Two-thirds of corporate leaders say management attention to and investment in sustainability rose from 2010 to 2011, according to a global study by MIT Sloan Management Review and The Boston Consulting Group.
In the third annual Sustainability & Innovation Global Executive Study, sponsored by SAP and Shell, two-thirds of companies also said sustainability is necessary for competitiveness, up from 55 percent a year before.
The study of over 2,800 corporate leaders found 31 percent companies saying that sustainability is contributing to their profits, while 70 percent have placed sustainability permanently on the management agenda. Among the companies investing time and money in sustainability strategy and practices, according to the report, are Duke Energy, CEMEX, BMW, UPS, HSBC, HP, Florida Ice & Farm, Campbell Soup, GE, Nike, Kimberly-Clark, Wal-Mart, and India’s Jain Irrigation.

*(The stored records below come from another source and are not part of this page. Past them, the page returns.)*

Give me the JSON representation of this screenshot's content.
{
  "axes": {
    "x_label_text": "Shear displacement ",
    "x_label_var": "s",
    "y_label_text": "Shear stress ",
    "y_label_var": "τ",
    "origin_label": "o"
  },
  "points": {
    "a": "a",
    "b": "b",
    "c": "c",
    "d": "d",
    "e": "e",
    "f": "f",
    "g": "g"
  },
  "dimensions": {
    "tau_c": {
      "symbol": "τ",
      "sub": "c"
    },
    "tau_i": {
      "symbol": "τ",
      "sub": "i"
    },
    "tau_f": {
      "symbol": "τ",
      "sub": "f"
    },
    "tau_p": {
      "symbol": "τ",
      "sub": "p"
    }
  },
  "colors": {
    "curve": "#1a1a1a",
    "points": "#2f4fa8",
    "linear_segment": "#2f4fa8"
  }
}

On the other hand, the report says that sustainability ranks eighth in importance among management agenda items. The authors say, however, that the corporate sustainability movement is nearing a tipping point: that at which a substantial proportion of firms derive financial benefit from such activities.
This year’s report focused on the 31 percent of companies that say sustainability activities are contributing to their profits. This group, who the authors call “harvesters,” tend to have a distinctive organizational mindset.
They are over 2.5 times as likely as non-harvesters to have a chief sustainability officer, twice as likely to have a sustainability function and twice as likely to have a separate sustainability reporting process. They are also 50 percent more likely than non-harvesters to have CEO commitment to sustainability, and 50 percent more likely to have a head of sustainability in each business unit. Harvesters are more likely to collaborate among geographical business units, as well as with their customers and suppliers.
In addition, 57 percent of harvesters say they have a business case for sustainability, compared to only 18 percent among non-harvesters.
Last year’s MIT/BCG survey found that corporate approaches to the environment tend to fall into two camps, with a gap between sustainability “embracers” and “cautious adopters.”